Tesserent Ltd (ASX: TNT) is the largest pure-play cybersecurity company listed on the ASX, but the Tesserent share price has been in decline of late. It’s shares have slumped from a 52-week high of 44 cents in January to today’s price of 21 cents.
This amounts to a drop of more than 50% and while the fall can’t be attributed to one factor, it is worth taking a closer look at the recent activities of the company.
Acquisitions R Us
In a 2020 interview with the Australian Financial Review (AFR), Tesserent chairman Geoff Lord believed the company would be able to generate 25% of the growth needed organically, while the remaining 75% would come through acquisitions. Previously, Lord was the founder of the successful tech business, UXC.
True to his word, by December 2020, Tesserent had made five acquisitions including Ludus, Airloom, Seer, iQ3 and New Zealand’s Lateral Security. Additionally, Tesserent spent about $22 million on purchasing the managed security services business of Secure Logic.
Last month, Tesserent made further investments in cybersecurity startups TrustGrid and AttackBound. The purchase marks Tesserent’s intention to enter into a software-as-a-service (SaaS) based technology offering. According to the company’s announcement, the purchase was executed through a mix of $1.5 million in cash and $1.5 million in shares at a purchase price of $0.2345 per share.
In most instances, debt is the price for growth, especially via an acquisition strategy. Consequently, as at the end of December 2020, Tesserent had $9.91 million of debt, up from$3.45 million a year ago.
Acquisitions are known to spook some investors. As with Tesserent, the nature of an acquisition transaction, is that the acquiring firm either pays in cash, and or issues equity, this dilutes the value of the existing shares.
…but everything is tracking nicely
Despite the drop in the Tesserent share price, the company’s latest quarterly report highlights an increase in earnings before interest, tax, depreciation and amortisation (EBITDA) to $1.7 million for the quarter. It also reported a 21.4% EBITDA increase quarter on quarter. The report has Tesserent targeting a $150 million turnover by 30 June.
According to the business, it’s well placed to deliver on its acquisition strategy growth plans, with $7.7 million in available cash at the end of March.
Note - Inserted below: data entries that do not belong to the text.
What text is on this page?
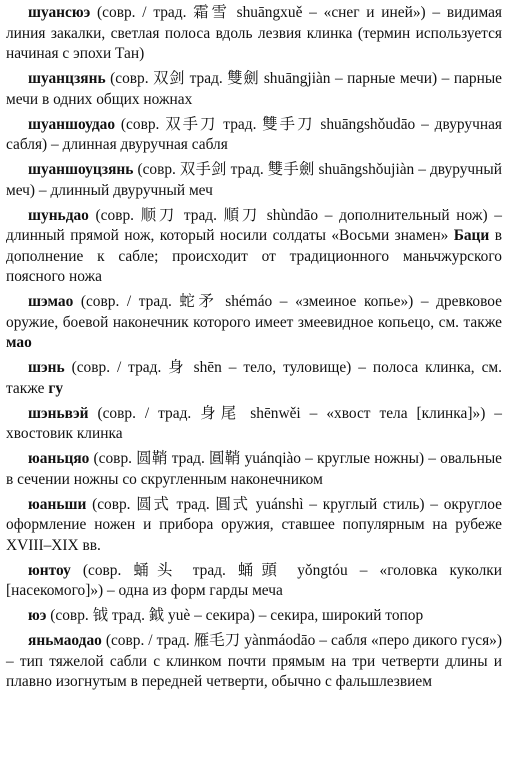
шуансюэ (совр. / трад. 霜雪 shuāngxuě – «снег и иней») – видимая линия закалки, светлая полоса вдоль лезвия клинка (термин используется начиная с эпохи Тан)

шуанцзянь (совр. 双剑 трад. 雙劍 shuāngjiàn – парные мечи) – парные мечи в одних общих ножнах

шуаншоудао (совр. 双手刀 трад. 雙手刀 shuāngshǒudāo – двуручная сабля) – длинная двуручная сабля

шуаншоуцзянь (совр. 双手剑 трад. 雙手劍 shuāngshǒujiàn – двуручный меч) – длинный двуручный меч

шуньдао (совр. 顺刀 трад. 順刀 shùndāo – дополнительный нож) – длинный прямой нож, который носили солдаты «Восьми знамен» Баци в дополнение к сабле; происходит от традиционного маньчжурского поясного ножа

шэмао (совр. / трад. 蛇矛 shémáo – «змеиное копье») – древковое оружие, боевой наконечник которого имеет змеевидное копьецо, см. также мао

шэнь (совр. / трад. 身 shēn – тело, туловище) – полоса клинка, см. также гу

шэньвэй (совр. / трад. 身尾 shēnwěi – «хвост тела [клинка]») – хвостовик клинка

юаньцяо (совр. 圆鞘 трад. 圓鞘 yuánqiào – круглые ножны) – овальные в сечении ножны со скругленным наконечником

юаньши (совр. 圆式 трад. 圓式 yuánshì – круглый стиль) – округлое оформление ножен и прибора оружия, ставшее популярным на рубеже XVIII–XIX вв.

юнтоу (совр. 蛹头 трад. 蛹頭 yǒngtóu – «головка куколки [насекомого]») – одна из форм гарды меча

юэ (совр. 钺 трад. 鉞 yuè – секира) – секира, широкий топор

яньмаодао (совр. / трад. 雁毛刀 yànmáodāo – сабля «перо дикого гуся») – тип тяжелой сабли с клинком почти прямым на три четверти длины и плавно изогнутым в передней четверти, обычно с фальшлезвием
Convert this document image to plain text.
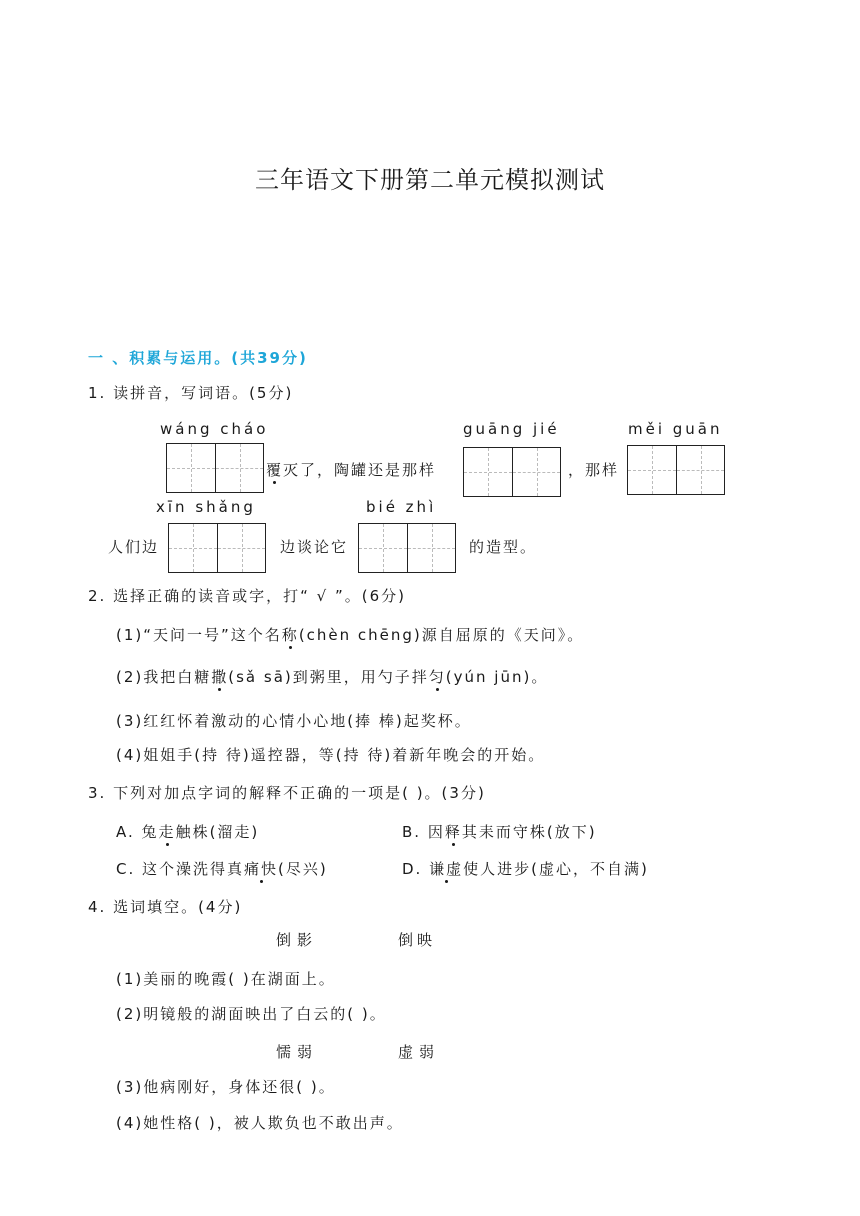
三年语文下册第二单元模拟测试
一 、积累与运用。(共39分)
1. 读拼音，写词语。(5分)
wáng cháo
覆灭了，陶罐还是那样
guāng jié
，那样
měi guān
xīn shǎng	bié zhì
人们边	边谈论它	的造型。
2. 选择正确的读音或字，打“ √ ”。(6分)
(1)“天问一号”这个名称(chèn chēng)源自屈原的《天问》。
(2)我把白糖撒(sǎ sā)到粥里，用勺子拌匀(yún jūn)。
(3)红红怀着激动的心情小心地(捧 棒)起奖杯。
(4)姐姐手(持 待)遥控器，等(持 待)着新年晚会的开始。
3. 下列对加点字词的解释不正确的一项是( )。(3分)
A. 兔走触株(溜走)	B. 因释其耒而守株(放下)
C. 这个澡洗得真痛快(尽兴)	D. 谦虚使人进步(虚心，不自满)
4. 选词填空。(4分)
倒影	倒映
(1)美丽的晚霞( )在湖面上。
(2)明镜般的湖面映出了白云的( )。
懦弱	虚弱
(3)他病刚好，身体还很( )。
(4)她性格( )，被人欺负也不敢出声。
The report also states that it plans to increase its market cap from $200 million to $300 million-plus and become profitable by next year.
Government and corporate tailwinds
Tesserent is also riding some government and corporate tailwinds.
Cyber ransomware attacks have become the grim reaper of Australian business. In March this year, the AFR reported more than half of Australian businesses were hit by attacks on their computer systems. Apart from disruption and repair costs to systems, 54% of businesses paid their attackers, but a quarter of those did not get their data returned.
In May 2021, ANZ institutional banking boss Mark Whelan told an annual banking summit (as quoted by the AFR): “The number of attacks had escalated during the pandemic to the point where it was receiving 8 to 10 million attacks a month”.
Tailwinds are coming from the government as well. In the recent 2021 budget, Prime Minister Scott Morrison announced $1.67 billion in existing defence funding would be spent over the next decade to boost cybersecurity capabilities.
It is also now mandatory for enterprises with $3 million of revenue or more to report cybersecurity breaches. The Australian Cyber Security Centre is projecting the cybersecurity industry to grow from $5.1 billion in 2019 to $7.6 billion in 2024.
Additionally, a recent PWC survey found that 40% of Australian businesses plan to increase their cybersecurity resources over the next year.
According to Tesserent, it currently partners with 43 out of the top 100 companies on the ASX.
Tesserent share price snapshot
The Tesserent share price has dropped, but investors will no doubt be hoping it is on track to deliver on growth projections.
In the last 12 months, the Tesserent share price has increased by 215%, outperforming the S&P/ASX 200 Index (ASX: XJO) which delivered a 21.5% increase.